The molecular mechanisms ensuring accurate chromosome segregation during meiosis and mitosis are critical to the conservation of euploidy. Errors in these processes lead to dire consequences like cancer, infertility and congenital disorders. My group is interested in elucidating the factors responsible for successful execution of these two cell division processes.

Eukaryotic cells undergo sexual reproduction through a cell division called meiosis. In this process where a genome is reduced to half, a single round of DNA replication is followed by two consecutive rounds of chromosome segregation called meiosis I (MI) and meiosis II (MII). Faithful meiotic chromosome segregation relies on three unique events which are found to be conserved form yeast to mammals. First, homologous chromosomes (paternal and maternal) pair and recombine to form chiasmata where one of two sister chromatids from two homologues are physically attached.

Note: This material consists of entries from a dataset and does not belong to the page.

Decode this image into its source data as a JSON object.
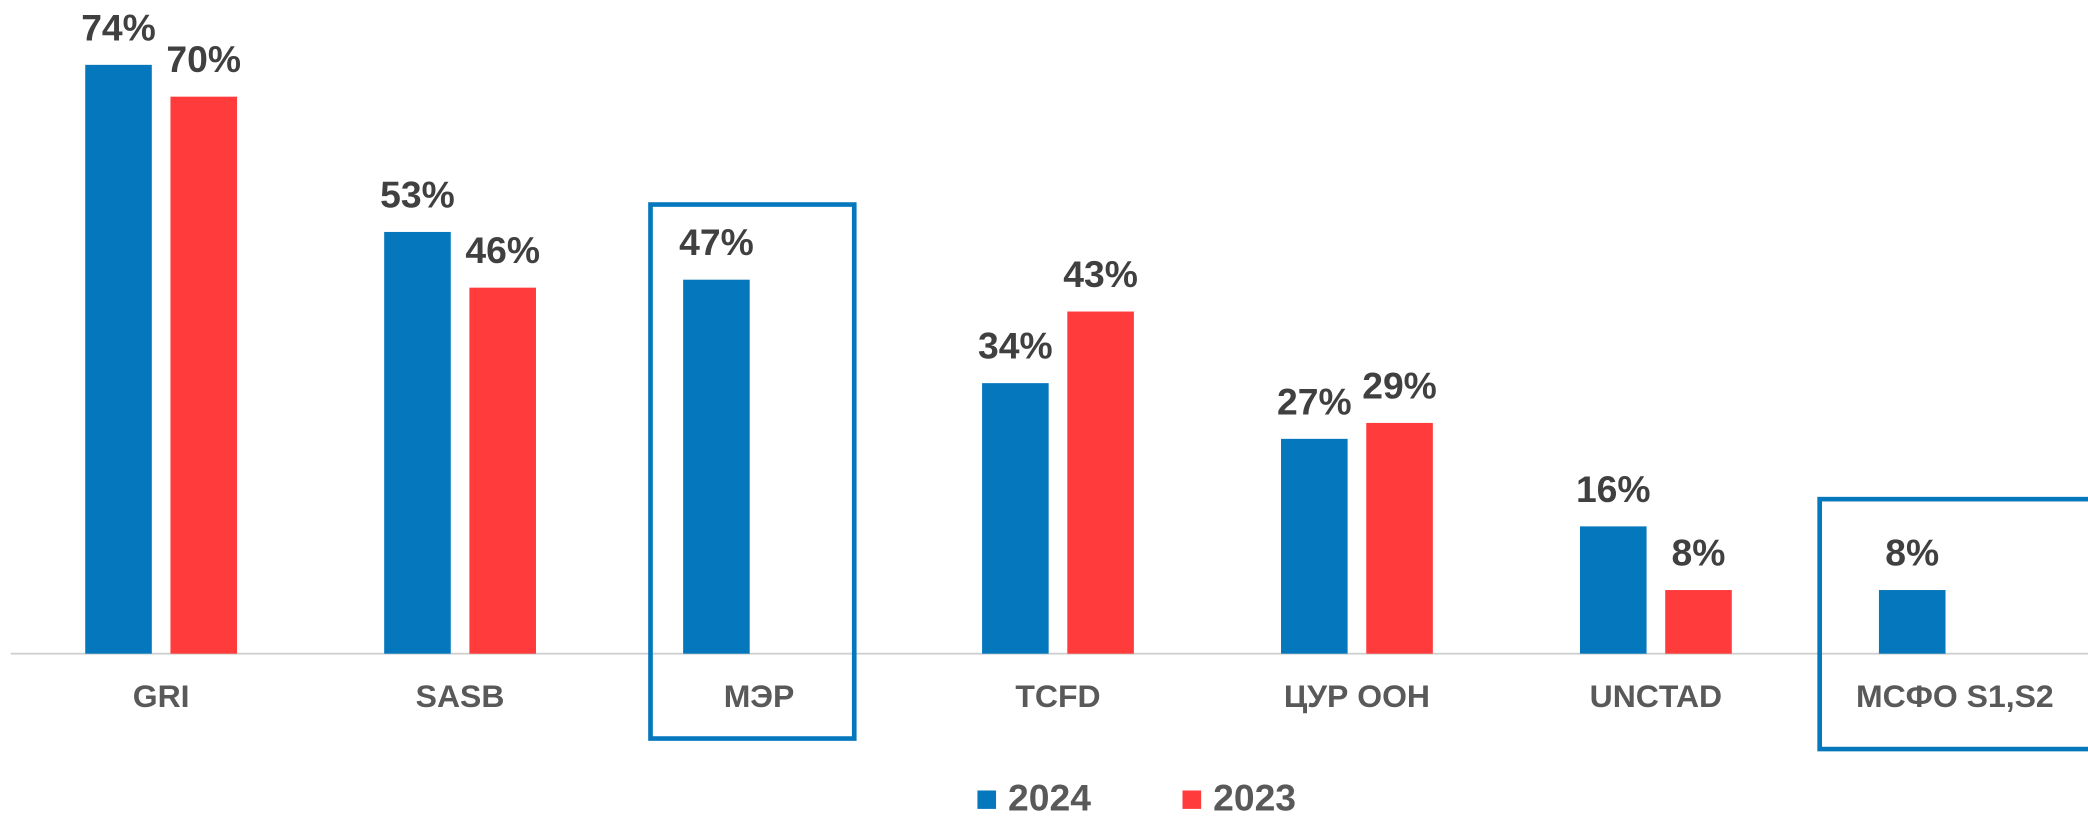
{
  "chart_data": {
    "type": "bar",
    "categories": [
      "GRI",
      "SASB",
      "МЭР",
      "TCFD",
      "ЦУР ООН",
      "UNCTAD",
      "МСФО S1,S2"
    ],
    "series": [
      {
        "name": "2024",
        "color": "#0577bd",
        "values": [
          74,
          53,
          47,
          34,
          27,
          16,
          8
        ],
        "value_labels": [
          "74%",
          "53%",
          "47%",
          "34%",
          "27%",
          "16%",
          "8%"
        ]
      },
      {
        "name": "2023",
        "color": "#ff3b3b",
        "values": [
          70,
          46,
          null,
          43,
          29,
          8,
          null
        ],
        "value_labels": [
          "70%",
          "46%",
          null,
          "43%",
          "29%",
          "8%",
          null
        ]
      }
    ]
  }
}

Second, both the sister kinetochores of one homologue become monooriented so that they can capture microtubules emanating from the same spindle pole. Third, sister chromatid cohesion established during premeiotic DNA replication, must be removed in a stepwise manner. During anaphase I of meiosis I (MI), arm cohesion is dissolved allowing homologues to segregate from each other and go to opposite spindle poles, but sister chromatids remain paired and segregate together to the same pole because cohesion at the centromeres and pericentric regions is protected from dissolution. During anaphase II of meiosis II (MII), this remaining cohesion is dissolved and sister chromatids segregate from one another. Error in these events leads to production of aberrant gametes leading to birth defects and spontaneous abortion. My group is interested to address how these meiotic specific events are correctly executed.

                  An understanding of the mitotic cell division process is of significant importance to cancer research since mutations in genes that regulate cell proliferation have been directly linked to human cancers. My group is also interested in identifying the factors that regulate faithful entry and exit from mitosis.

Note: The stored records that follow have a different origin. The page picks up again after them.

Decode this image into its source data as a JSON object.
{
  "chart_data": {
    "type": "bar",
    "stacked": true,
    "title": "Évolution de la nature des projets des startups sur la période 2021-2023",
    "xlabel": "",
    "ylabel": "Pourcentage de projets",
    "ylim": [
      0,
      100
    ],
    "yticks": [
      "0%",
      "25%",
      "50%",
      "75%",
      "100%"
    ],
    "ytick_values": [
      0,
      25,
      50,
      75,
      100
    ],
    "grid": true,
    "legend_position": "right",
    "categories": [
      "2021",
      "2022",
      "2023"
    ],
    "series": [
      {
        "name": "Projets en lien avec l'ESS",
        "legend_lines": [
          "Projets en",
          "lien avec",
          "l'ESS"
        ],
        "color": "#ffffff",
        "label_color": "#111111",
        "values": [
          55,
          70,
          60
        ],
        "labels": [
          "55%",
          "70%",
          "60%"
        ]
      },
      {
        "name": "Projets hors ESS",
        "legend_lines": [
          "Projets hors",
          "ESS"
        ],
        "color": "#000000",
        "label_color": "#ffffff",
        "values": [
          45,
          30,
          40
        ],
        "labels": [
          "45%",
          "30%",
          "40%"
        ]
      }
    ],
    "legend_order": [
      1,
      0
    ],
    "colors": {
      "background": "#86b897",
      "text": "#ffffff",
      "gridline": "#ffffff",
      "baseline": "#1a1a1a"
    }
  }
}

Segregation of a GFP marked homolog of chromosome V during meiosis in the wild type and kinetochore mutant. In the diploids one copy of the chromosome V is tagged with GFP (green) and nuclei of the cells are stained with DAPI (blue). In the wild type the GFP dots are segregated normally to the sister spores whereas nondisjunction occurs in the mutant.

We want to pursue another area of research where we ask what are the strategies adopted by the selfish DNA elements in propagating in the host population. Endogenous 2 micron plasmid of budding yeast, a classic paradigm of selfish element, will be used as a model system. 2 micron plasmid has been used successfully for many years by the researchers all over the world as a stable vector for steady expression of homologous and heterologous genes in yeast. The principle behind the high stability of this plasmid in yeast population is believed to be because of interplay of two plasmid in-built systems, partitioning and amplification. Partitioning system leads to equi-partition of the replicated molecules between mother and daughter cells during cell division. A drop in plasmid copy number due to subtle missegregation triggers amplification system ‘on’ which restores the copy number. We will address how these two systems act in tandem to give rise near chromosome like stability of this plasmid. This study will show how minimal strategies can be used for stable propagation of extrachromosomal genome and outcome knowledge can be adopted in developing stable eukaryotic vectors.

Sister-sister mode of segregation of the 2 micron plasmid.

Two different plasmids are marked differentially with GFP (green) and RFP (red) and nuclei are stained with DAPI (blue). Plasmid utilizes cohesin to couple its segregation with that of the chromosome.